In fact, if we follow the doctrine of "the innocent have nothing to hide" we should just publish everyone's bank accounts every month in a public domain website. Doreen doing the Avon alongside her office job, who hasn't told HMRC about the extra income, needs to go to jail because she's cheating the taxpayer out of a couple of hundred quid a year! Dave the driving instructor is taking direct bank payments and only declaring what he gets through BSM. Keith the builder declared he was under the tax threshold to HMRC but really he earned (gasp) £20k and didn't tell them. Checking everyone's accounts would wipe out all of this.
That is where this leads. By letting society's most vulnerable be subjected to inhuman treatment we are opening the possibility of doing it to everyone.
In fact, why stop there? We could get the police to routinely search people's houses and electronics, inventory them on a database, and an AI algorithm could check each item against bank statements to ensure all those music downloads were paid for and that if there's Amazon Prime on your TV you're using your own username and password and paying them, not sharing aunty Ella's login details. If the police call it a CD player on the inventory spreadsheet and your bank statement entry says you bought a HiFi, the computer will flag up the discrepancy and you will be hauled in for possession of stolen goods.
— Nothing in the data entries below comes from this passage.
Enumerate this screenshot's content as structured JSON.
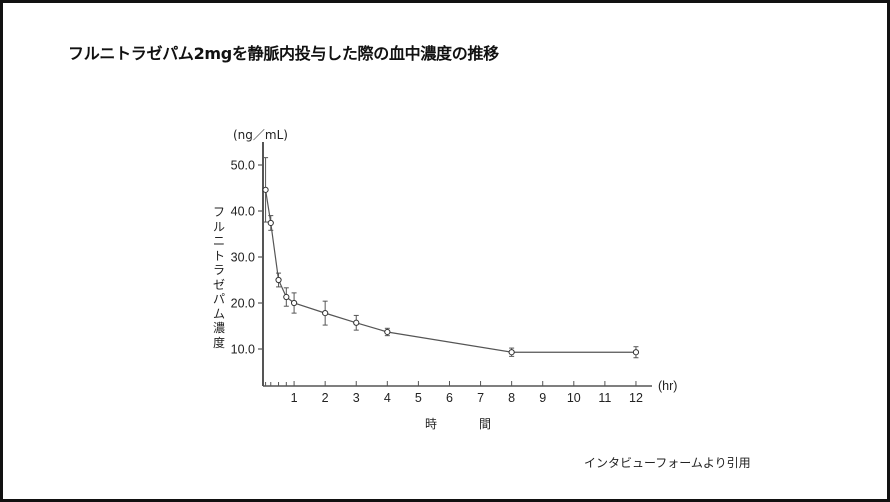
{
  "slide": {
    "title": "フルニトラゼパム2mgを静脈内投与した際の血中濃度の推移",
    "source_note": "インタビューフォームより引用"
  },
  "chart_data": {
    "type": "line",
    "title": "フルニトラゼパム2mgを静脈内投与した際の血中濃度の推移",
    "xlabel": "時 間",
    "xlabel_parts": [
      "時",
      "間"
    ],
    "x_unit": "(hr)",
    "ylabel": "フルニトラゼパム濃度",
    "y_unit": "(ng／mL)",
    "xlim": [
      0,
      12
    ],
    "ylim": [
      0,
      55
    ],
    "x_ticks": [
      1,
      2,
      3,
      4,
      5,
      6,
      7,
      8,
      9,
      10,
      11,
      12
    ],
    "x_minor_ticks": [
      0.083,
      0.25,
      0.5,
      0.75
    ],
    "y_ticks": [
      "10.0",
      "20.0",
      "30.0",
      "40.0",
      "50.0"
    ],
    "grid": false,
    "legend": null,
    "series": [
      {
        "name": "フルニトラゼパム濃度",
        "x": [
          0.083,
          0.25,
          0.5,
          0.75,
          1,
          2,
          3,
          4,
          8,
          12
        ],
        "y": [
          44.6,
          37.4,
          25.0,
          21.3,
          20.0,
          17.8,
          15.7,
          13.7,
          9.3,
          9.3
        ],
        "error": [
          7.0,
          1.6,
          1.5,
          2.0,
          2.2,
          2.6,
          1.6,
          0.8,
          0.9,
          1.2
        ],
        "marker": "open-circle",
        "color": "#555555"
      }
    ]
  }
}
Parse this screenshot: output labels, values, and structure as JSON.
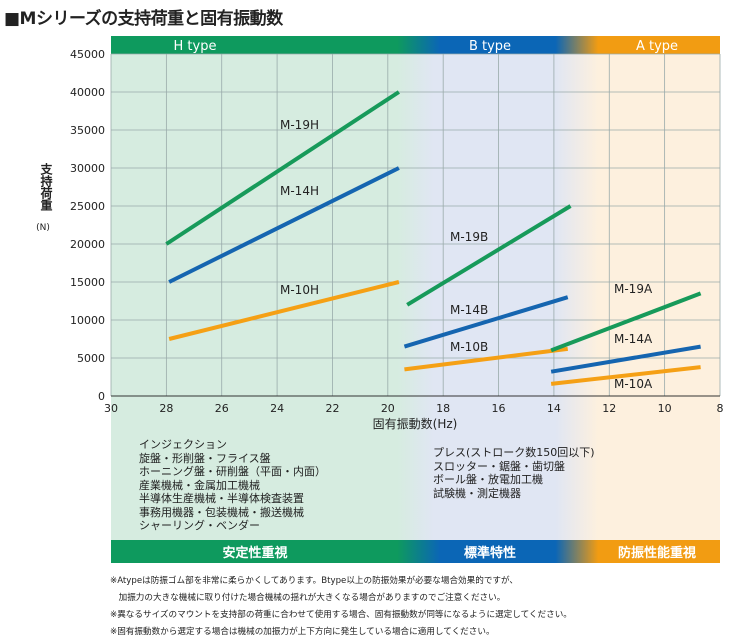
{
  "title": "■Mシリーズの支持荷重と固有振動数",
  "chart_data": {
    "type": "line",
    "xlabel": "固有振動数(Hz)",
    "ylabel": "支持荷重",
    "ylabel_unit": "(N)",
    "xlim": [
      30,
      8
    ],
    "x_reversed": true,
    "ylim": [
      0,
      45000
    ],
    "xticks": [
      30,
      28,
      26,
      24,
      22,
      20,
      18,
      16,
      14,
      12,
      10,
      8
    ],
    "yticks": [
      0,
      5000,
      10000,
      15000,
      20000,
      25000,
      30000,
      35000,
      40000,
      45000
    ],
    "grid": true,
    "bands": [
      {
        "label": "H type",
        "bottom_label": "安定性重視",
        "color": "#0e9a5e",
        "bg": "#d6ece0"
      },
      {
        "label": "B type",
        "bottom_label": "標準特性",
        "color": "#0b66b6",
        "bg": "#e0e6f3"
      },
      {
        "label": "A type",
        "bottom_label": "防振性能重視",
        "color": "#f29c12",
        "bg": "#fdf0de"
      }
    ],
    "series": [
      {
        "name": "M-19H",
        "color": "#179a5a",
        "points": [
          [
            28,
            20000
          ],
          [
            19.6,
            40000
          ]
        ]
      },
      {
        "name": "M-14H",
        "color": "#1565b0",
        "points": [
          [
            27.9,
            15000
          ],
          [
            19.6,
            30000
          ]
        ]
      },
      {
        "name": "M-10H",
        "color": "#f5a015",
        "points": [
          [
            27.9,
            7500
          ],
          [
            19.6,
            15000
          ]
        ]
      },
      {
        "name": "M-19B",
        "color": "#179a5a",
        "points": [
          [
            19.3,
            12000
          ],
          [
            13.4,
            25000
          ]
        ]
      },
      {
        "name": "M-14B",
        "color": "#1565b0",
        "points": [
          [
            19.4,
            6500
          ],
          [
            13.5,
            13000
          ]
        ]
      },
      {
        "name": "M-10B",
        "color": "#f5a015",
        "points": [
          [
            19.4,
            3500
          ],
          [
            13.5,
            6200
          ]
        ]
      },
      {
        "name": "M-19A",
        "color": "#179a5a",
        "points": [
          [
            14.1,
            6000
          ],
          [
            8.7,
            13500
          ]
        ]
      },
      {
        "name": "M-14A",
        "color": "#1565b0",
        "points": [
          [
            14.1,
            3200
          ],
          [
            8.7,
            6500
          ]
        ]
      },
      {
        "name": "M-10A",
        "color": "#f5a015",
        "points": [
          [
            14.1,
            1600
          ],
          [
            8.7,
            3800
          ]
        ]
      }
    ]
  },
  "uses": {
    "h": [
      "インジェクション",
      "旋盤・形削盤・フライス盤",
      "ホーニング盤・研削盤（平面・内面）",
      "産業機械・金属加工機械",
      "半導体生産機械・半導体検査装置",
      "事務用機器・包装機械・搬送機械",
      "シャーリング・ベンダー"
    ],
    "b": [
      "プレス(ストローク数150回以下)",
      "スロッター・鋸盤・歯切盤",
      "ボール盤・放電加工機",
      "試験機・測定機器"
    ]
  },
  "notes": [
    "※Atypeは防振ゴム部を非常に柔らかくしてあります。Btype以上の防振効果が必要な場合効果的ですが、",
    "　加振力の大きな機械に取り付けた場合機械の揺れが大きくなる場合がありますのでご注意ください。",
    "※異なるサイズのマウントを支持部の荷重に合わせて使用する場合、固有振動数が同等になるように選定してください。",
    "※固有振動数から選定する場合は機械の加振力が上下方向に発生している場合に適用してください。"
  ]
}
We could check how much time you spent listening to that audiobook on Audible before you returned it for your money back and cheated the author out of payment for their work.
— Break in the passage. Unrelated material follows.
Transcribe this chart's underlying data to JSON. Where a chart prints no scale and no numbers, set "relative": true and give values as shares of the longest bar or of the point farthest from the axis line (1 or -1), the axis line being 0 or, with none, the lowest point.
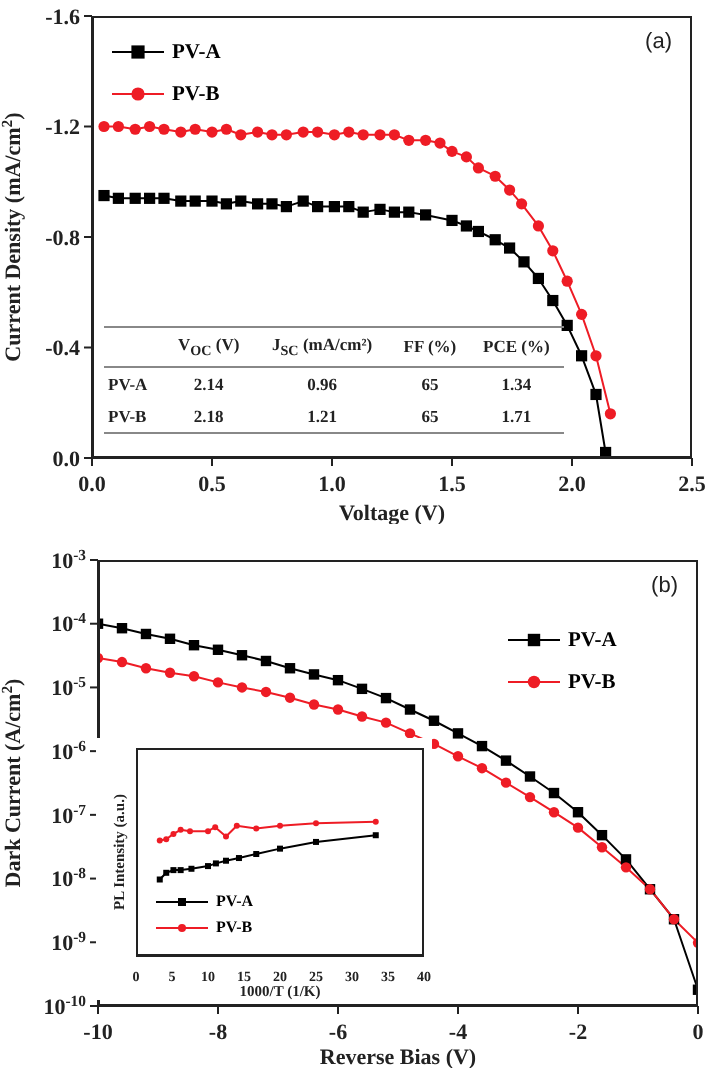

We could fit a black box and dashcam and a facecam to every car and know exactly how fast you were going at all times, and fine you for going 1mph over the speed limit at any time, for any reason, and use eye tracking software to see if you really saw that person that you claim pulled out in front of you.
To prevent rape, we could all wear sound-activated cameras at all times that are triggered by certain words and phrases to start recording, so during intercourse we know if it was consensual or not. People will be obliged to say "I consent to intercourse" at the beginning and then the device will have to record throughout the event to ensure consent is not withdrawn at any point, so it can be played in court for a jury and random onlookers to watch and listen to you having sex and decide whether it was consensual or not. It can also identify if someone is really having an affair or not, using voice recognition software.
The innocent have nothing to hide after all.
We currently have the technology to do any or all of those things and with the upcoming AI, we will soon be able to process the vast amounts of data generated by such intrusive monitoring.
Bad idea? Why? Oh because it's abominable to do so and no one should be subjected to this.
Exactly.
The only thing stopping any of that from happening is our fundamental human right to a private life.
But what is even more disturbing is some people are so petty they would welcome every single thing I just listed.